Sempre più spesso sentiamo dire che l’arte sia inutile, eppure esprimersi attraverso di essa sembra una delle necessità più naturali in assoluto.

L’utilità è un buon parametro per giudicare l’arte?

Il senso critico può aiutare un’individuo all’interno della propria esistenza?

Ne discuteremo in questo articolo.

Puoi guardare il video qui sotto, oppure utilizzare il resoconto scritto con i punti principali del ragionamento.

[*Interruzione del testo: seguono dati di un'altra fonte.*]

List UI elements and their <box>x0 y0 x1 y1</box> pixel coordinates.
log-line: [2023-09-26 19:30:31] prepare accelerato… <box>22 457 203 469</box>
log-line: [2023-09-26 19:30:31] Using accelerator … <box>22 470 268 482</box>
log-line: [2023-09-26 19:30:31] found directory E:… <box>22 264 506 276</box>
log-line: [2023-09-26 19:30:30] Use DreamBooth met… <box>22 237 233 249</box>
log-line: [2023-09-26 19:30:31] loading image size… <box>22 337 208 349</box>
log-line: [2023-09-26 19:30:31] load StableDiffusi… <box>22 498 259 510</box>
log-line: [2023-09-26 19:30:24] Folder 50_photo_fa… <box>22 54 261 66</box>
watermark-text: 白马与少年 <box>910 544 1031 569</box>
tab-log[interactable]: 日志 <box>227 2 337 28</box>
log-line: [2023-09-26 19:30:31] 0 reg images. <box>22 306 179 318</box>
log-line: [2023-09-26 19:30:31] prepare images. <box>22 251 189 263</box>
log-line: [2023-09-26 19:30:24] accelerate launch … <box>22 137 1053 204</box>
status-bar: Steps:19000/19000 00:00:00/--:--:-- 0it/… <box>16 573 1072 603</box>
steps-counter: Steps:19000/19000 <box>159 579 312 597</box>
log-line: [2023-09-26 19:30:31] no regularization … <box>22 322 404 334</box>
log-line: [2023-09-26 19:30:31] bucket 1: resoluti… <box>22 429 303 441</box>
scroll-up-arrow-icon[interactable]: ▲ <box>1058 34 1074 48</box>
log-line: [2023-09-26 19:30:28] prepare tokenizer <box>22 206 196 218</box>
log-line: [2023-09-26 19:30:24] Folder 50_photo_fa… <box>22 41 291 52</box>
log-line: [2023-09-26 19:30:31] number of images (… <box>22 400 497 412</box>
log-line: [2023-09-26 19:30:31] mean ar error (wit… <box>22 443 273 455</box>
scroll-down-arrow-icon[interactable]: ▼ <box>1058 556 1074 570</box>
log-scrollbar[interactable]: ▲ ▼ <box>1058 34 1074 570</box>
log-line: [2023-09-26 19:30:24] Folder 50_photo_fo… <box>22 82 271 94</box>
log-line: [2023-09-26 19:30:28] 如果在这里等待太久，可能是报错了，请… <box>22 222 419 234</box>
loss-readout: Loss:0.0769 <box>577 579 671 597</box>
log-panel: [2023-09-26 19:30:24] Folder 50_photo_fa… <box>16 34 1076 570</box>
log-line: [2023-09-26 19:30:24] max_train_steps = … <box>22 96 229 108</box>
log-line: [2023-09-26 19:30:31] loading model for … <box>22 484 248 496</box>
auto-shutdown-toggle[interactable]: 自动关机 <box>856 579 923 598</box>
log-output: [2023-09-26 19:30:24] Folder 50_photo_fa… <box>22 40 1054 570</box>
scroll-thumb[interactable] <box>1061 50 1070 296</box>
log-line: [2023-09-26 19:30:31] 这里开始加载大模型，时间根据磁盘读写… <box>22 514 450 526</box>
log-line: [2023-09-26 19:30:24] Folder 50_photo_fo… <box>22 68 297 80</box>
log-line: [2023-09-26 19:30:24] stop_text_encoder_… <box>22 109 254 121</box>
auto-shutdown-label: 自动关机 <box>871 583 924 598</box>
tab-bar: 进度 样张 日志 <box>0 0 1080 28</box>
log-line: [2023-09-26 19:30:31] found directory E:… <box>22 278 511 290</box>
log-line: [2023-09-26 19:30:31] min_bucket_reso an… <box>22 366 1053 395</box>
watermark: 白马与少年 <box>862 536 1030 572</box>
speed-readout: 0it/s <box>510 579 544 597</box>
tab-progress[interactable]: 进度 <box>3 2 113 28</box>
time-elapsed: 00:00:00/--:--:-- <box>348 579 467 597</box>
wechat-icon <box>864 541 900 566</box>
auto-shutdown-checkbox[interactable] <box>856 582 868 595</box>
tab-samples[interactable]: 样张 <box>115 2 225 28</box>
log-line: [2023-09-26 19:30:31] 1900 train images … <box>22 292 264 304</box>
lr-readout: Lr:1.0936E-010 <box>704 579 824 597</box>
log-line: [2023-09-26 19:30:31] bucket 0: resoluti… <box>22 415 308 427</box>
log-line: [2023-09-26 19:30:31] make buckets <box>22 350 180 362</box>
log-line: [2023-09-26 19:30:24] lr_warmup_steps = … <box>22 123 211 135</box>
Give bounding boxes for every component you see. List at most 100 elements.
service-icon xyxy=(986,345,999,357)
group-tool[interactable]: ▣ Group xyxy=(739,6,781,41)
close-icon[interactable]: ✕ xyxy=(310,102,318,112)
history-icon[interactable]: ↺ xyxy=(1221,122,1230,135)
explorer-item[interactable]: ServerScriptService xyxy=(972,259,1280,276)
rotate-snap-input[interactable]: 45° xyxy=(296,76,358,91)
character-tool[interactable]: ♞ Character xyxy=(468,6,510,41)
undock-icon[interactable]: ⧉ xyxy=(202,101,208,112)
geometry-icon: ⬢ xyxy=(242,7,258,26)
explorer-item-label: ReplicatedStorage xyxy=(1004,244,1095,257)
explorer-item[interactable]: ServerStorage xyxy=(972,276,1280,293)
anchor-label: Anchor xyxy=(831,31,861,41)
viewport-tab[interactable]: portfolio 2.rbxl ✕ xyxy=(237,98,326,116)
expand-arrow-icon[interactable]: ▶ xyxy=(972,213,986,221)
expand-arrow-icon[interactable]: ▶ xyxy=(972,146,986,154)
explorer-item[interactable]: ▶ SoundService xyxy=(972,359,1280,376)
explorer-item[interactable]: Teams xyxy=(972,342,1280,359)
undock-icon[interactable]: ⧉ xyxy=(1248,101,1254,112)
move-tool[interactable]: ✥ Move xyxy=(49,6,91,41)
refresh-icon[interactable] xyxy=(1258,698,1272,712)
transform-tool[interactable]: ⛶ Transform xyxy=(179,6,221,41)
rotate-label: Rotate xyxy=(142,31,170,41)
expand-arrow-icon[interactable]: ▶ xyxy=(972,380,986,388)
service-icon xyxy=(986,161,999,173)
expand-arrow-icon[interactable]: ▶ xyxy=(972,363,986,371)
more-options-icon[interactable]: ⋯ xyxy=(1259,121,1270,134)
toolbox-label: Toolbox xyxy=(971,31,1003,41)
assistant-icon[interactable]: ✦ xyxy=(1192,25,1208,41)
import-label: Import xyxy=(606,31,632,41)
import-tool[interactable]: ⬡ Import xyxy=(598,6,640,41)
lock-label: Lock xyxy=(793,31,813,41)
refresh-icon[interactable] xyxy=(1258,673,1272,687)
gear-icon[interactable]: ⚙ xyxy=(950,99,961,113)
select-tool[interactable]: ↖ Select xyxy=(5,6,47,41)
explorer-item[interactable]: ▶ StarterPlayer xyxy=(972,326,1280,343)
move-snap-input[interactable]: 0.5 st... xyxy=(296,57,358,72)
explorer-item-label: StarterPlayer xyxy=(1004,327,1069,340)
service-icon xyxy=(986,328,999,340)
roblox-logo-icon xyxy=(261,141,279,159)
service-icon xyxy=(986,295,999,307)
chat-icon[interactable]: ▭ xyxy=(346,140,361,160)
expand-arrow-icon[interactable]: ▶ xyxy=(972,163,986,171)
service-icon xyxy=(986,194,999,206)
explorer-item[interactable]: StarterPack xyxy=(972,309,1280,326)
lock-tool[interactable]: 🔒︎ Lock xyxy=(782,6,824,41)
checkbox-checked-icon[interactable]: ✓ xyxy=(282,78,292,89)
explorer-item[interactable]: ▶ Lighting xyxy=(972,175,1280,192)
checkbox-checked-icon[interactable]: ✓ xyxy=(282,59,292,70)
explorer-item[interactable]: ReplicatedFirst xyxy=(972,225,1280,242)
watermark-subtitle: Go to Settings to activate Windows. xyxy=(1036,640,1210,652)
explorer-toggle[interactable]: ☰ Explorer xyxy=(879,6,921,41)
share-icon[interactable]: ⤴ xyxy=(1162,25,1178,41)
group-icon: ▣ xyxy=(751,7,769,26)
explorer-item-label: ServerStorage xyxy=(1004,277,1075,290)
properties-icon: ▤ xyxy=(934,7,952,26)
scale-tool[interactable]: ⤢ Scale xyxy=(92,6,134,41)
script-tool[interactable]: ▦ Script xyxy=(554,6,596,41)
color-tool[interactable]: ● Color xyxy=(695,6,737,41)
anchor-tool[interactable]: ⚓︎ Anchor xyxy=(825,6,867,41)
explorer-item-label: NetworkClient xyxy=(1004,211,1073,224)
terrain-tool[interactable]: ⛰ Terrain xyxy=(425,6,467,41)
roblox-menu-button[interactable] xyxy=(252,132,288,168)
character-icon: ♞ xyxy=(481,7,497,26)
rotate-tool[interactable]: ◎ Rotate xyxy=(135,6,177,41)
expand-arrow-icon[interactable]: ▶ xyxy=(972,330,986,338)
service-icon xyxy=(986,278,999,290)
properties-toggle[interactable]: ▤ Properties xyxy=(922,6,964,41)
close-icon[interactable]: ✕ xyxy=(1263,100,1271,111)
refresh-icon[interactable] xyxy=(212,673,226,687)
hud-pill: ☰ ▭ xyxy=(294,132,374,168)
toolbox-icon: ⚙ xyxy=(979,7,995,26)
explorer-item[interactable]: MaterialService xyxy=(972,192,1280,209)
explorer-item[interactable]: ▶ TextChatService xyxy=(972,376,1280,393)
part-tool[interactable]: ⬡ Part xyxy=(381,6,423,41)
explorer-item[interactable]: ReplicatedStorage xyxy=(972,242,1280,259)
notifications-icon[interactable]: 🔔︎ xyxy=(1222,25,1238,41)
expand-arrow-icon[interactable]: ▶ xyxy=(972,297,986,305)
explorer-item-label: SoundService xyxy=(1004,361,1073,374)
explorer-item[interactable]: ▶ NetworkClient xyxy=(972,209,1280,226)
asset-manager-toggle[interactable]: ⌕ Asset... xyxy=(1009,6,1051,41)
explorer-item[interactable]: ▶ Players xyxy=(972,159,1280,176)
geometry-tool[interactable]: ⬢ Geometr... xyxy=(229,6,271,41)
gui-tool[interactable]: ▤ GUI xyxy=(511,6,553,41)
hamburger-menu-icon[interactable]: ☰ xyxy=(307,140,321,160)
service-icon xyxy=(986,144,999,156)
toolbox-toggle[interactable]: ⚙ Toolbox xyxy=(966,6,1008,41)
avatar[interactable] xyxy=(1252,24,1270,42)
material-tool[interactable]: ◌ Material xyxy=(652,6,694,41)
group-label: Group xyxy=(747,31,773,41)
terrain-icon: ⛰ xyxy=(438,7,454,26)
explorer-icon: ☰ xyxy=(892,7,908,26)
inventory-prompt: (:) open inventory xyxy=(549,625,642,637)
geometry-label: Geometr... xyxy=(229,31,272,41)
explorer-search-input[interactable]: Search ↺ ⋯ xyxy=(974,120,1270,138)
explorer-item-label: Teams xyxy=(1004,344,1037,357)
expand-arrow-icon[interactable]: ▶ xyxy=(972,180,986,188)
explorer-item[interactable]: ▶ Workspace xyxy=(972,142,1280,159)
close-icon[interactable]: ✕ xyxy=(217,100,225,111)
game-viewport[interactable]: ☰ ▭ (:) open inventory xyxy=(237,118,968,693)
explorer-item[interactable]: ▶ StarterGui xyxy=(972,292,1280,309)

  1. Incontrare una persona puramente votata all’arte è quantomai raro. Una persona che abbia sviluppato un acuto senso critico nei suoi confronti.
  2. Non è un caso che il critico d’arte sia uno dei “mestieri” più ostici del mondo. Perché non basta avere la conoscenza, ma anche saperla applicare in diversi contesti. Quello artistico può essere il più contesto criptico in assoluto. Insomma, è risaputo che per essere critici d’arte non basti di certo una laurea in storia dell’arte.
  3. Abituare il proprio spirito critico all’arte significa prepararlo alla vita.
  4. L’arte, infatti, sotto molti aspetti diventa metafora perfetta dalla vita.
  5. Il filosofo esistenzialista Gabriel Marcel, ad esempio, sosteneva che non si possa parlare della vita come un problema.  La vita, continuava Marcel, non è un qualcosa che troviamo di fronte, al contrario noi siamo immersi nella vita, siamo parte della vita. Diventa impossibile analizzarla con distacco. Ecco perché la vita si manifesta soprattutto come mistero (Marcel, Essere e Avere, 1935).
  6. La scienza, al contrario, con la sua tendenza ad oggettivare gli elementi che prende in considerazione, tende a creare una spartizione netta tra oggetto e soggetto, in modo tale da analizzarlo in maniera asettica.
  7. L’opera d’arte è tanto misteriosa come la vita. Forse, però, è già possibile definirla un problema. L’opera, infatti, è normalmente qualcosa che ci sta avanti.
  8. Si tratta di abituare la nostra sensibilità e il nostro occhio ad interpretare un microsistema da cui riusciamo, molte volte, a ottenere una visione d’insieme.
  9. L’abitudine a sviluppare una visione d’insieme è quanto di più utile possa esistere per condurre la propria esistenza e per cogliere la meraviglia del creato. Osservare una foresta e cogliere delle metafore, o semplicemente il caotico ordine in cui si dispongono gli alberi, ci aiuta a vivere in modo molto più profondo e intenso.
  10. Sviluppare un senso critico artistico, infatti, significa soprattutto allenarsi a entrare in rapporto con ciò che ci circonda, senza rimanere perennemente distaccati.
  11. Significa aver la possibilità di entrare in comunione con il creato, cogliendone i misteri. Perché lo spirito critico nasce e si potenzia solo attraverso la meraviglia.
  12. In definitiva, allenare il proprio senso critico attraverso l’arte, significa imparare a interrogarsi su ciò che abbiamo di fronte: che sia un albero, una stella, o la propaganda.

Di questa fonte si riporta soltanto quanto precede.